Boxed focus studies throughout the text offer short interviews, curatorial statements, and reflections by photographers, critics, and leading scholars that link photography's history with its practice. Short chapter summaries, research questions, and further reading lists help to reinforce learning and promote discussion. Whether coming to the subject from an applied photography or art history background, students will benefit from this book's engaging, thematic, and global approach that connects international contemporary photographic practices with their relevant historical antecedents.
The Self in Black and White is a fascinating and original study of the ways in which notions about race and the self were formed, perpetuated, and contested in American photography during the 1950s, ’60s, and ’70s, with an emphasis on images of the civil rights movement and the War on Poverty. Author Erina Duganne opens with a discussion of the Kamoinge Workshop, an African American photographers’ collective from the 1960s. She goes on to discuss the 1965 government-sponsored photography exhibition Profile of Poverty which sought to stir up emotional support for the War on Poverty via “documentary” images of poverty and race. She analyzes the complex interconnections of race and artistic subjectivity through a comparison of the careers of Bruce Davidson, who was often praised for the artistic merit of his civil rights images, and Roy DeCarava, who was singled out for the “authenticity” of his Harlem photographs. The Self in Black and White is a compelling interdisciplinary consideration of the eye behind the camera and the formative power it wields.
Drawing on works from advertising, photojournalism, art photography, and conceptual art, Beautiful Suffering (edited by Mark Reinhardt, Holly Edwards, and Erina Duganne) features reproductions of all the pieces in the Williams College Museum of Art exhibition that shares its name—including portrayals of AIDS sufferers, Abu Ghraib prisoners, refugees, and casualties of war.
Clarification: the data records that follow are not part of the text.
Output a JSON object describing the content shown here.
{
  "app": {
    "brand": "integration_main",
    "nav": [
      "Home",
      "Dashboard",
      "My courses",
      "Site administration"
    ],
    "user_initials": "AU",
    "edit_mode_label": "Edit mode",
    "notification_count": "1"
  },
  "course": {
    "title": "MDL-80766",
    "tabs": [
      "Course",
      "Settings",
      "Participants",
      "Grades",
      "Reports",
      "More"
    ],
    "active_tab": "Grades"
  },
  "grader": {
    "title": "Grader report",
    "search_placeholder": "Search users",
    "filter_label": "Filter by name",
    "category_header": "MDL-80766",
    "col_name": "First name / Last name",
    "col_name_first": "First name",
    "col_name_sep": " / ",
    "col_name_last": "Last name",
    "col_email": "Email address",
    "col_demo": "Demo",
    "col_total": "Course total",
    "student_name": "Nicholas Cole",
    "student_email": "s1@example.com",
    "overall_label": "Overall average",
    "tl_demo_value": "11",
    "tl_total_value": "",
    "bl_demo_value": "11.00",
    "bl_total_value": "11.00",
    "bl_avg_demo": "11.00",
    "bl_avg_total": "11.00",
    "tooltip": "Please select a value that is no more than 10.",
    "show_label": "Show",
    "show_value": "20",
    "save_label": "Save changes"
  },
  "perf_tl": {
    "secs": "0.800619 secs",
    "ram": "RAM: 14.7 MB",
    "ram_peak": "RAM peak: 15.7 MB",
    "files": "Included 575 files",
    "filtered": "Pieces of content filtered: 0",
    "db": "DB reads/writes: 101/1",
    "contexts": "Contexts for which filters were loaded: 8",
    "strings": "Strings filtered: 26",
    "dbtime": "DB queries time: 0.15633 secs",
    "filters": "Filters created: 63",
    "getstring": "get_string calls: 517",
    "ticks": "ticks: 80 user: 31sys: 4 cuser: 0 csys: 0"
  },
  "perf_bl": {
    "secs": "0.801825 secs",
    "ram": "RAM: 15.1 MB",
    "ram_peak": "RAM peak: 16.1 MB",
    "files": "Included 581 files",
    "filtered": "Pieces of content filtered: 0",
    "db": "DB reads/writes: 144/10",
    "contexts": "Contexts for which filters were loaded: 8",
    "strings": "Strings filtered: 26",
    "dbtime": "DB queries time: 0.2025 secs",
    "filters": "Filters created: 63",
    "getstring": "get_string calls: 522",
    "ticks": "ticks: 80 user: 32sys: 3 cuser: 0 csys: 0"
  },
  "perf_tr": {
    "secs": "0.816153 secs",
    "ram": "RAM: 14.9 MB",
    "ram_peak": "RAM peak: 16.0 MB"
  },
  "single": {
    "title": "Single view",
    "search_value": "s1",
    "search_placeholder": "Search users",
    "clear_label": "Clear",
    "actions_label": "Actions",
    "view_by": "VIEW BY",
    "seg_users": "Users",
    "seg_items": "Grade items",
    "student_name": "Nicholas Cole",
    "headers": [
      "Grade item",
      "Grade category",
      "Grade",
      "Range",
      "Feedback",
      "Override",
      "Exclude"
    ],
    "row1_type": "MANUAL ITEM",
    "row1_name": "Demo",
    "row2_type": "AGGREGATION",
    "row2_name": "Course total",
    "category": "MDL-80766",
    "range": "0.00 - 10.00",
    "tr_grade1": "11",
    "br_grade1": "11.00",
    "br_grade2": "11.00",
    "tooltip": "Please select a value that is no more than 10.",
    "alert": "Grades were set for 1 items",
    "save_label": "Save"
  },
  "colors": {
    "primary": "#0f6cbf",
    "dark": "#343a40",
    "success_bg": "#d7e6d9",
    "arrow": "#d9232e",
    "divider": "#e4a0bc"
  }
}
It also includes five critical essays that engage the works themselves as well as the larger issues the exhibition confronts: Is it inherently problematic to seek aesthetic pleasure in a rendering of pain? And if so, why? These essays, composed by scholars in fields as diverse as art history and political science, are perfect complements to the powerful images of suffering that probe some of the most pressing issues we face today.